Gemischte Gruppen aus alten Hasen und neuen Köpfen sorgen für Reibung, Kreativität und letztlich ein glaubhaftes Bild eines Unternehmens als Arbeitgeber. Die einen punkten mit Erfahrung, die anderen mit neuen Ideen. Aus diesem Portfolio von Wertvorstellungen und Präferenzen muss ein kongruentes Bild mit klaren Leitsätzen entspringen, in dem sich alle Mitarbeitergenerationen nicht nur wiederfinden, sondern optimal einbringen können. So entsteht eine neue Arbeitgebermarke und Kultur, in der sich Coolness und bewährte Gewissheiten und Werte treffen.
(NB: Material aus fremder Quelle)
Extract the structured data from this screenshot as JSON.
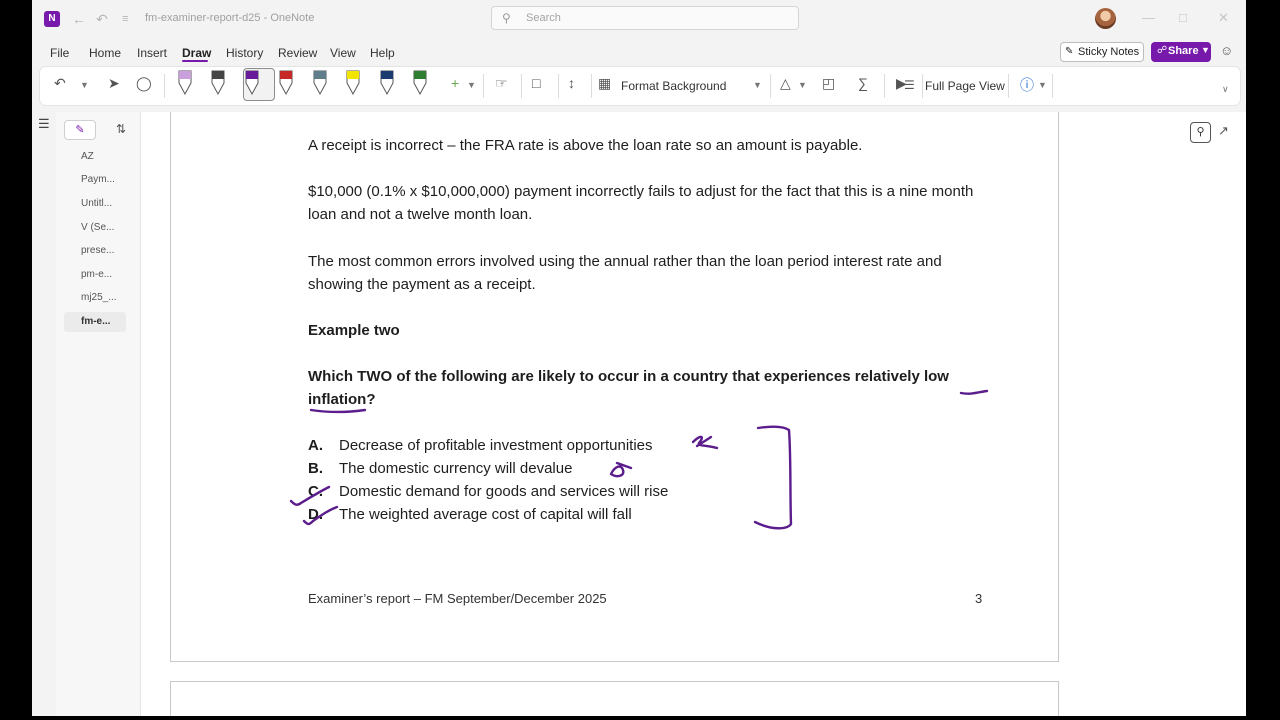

Eine solche Unternehmenskultur ist dann aber eben kein starres Bild, das für die nächsten 30 Jahre Bestand hat. Vielmehr lernt und lebt die Organisation dann eine Kultur, in der sie sich ständig selbst in Teilen neu erfindet und – ganz agil – in Nuancen neu justiert. Und genau das trägt dem externen Markt ideal Rechnung, der durch stetige Innovation und digitalen Wandel geprägt ist.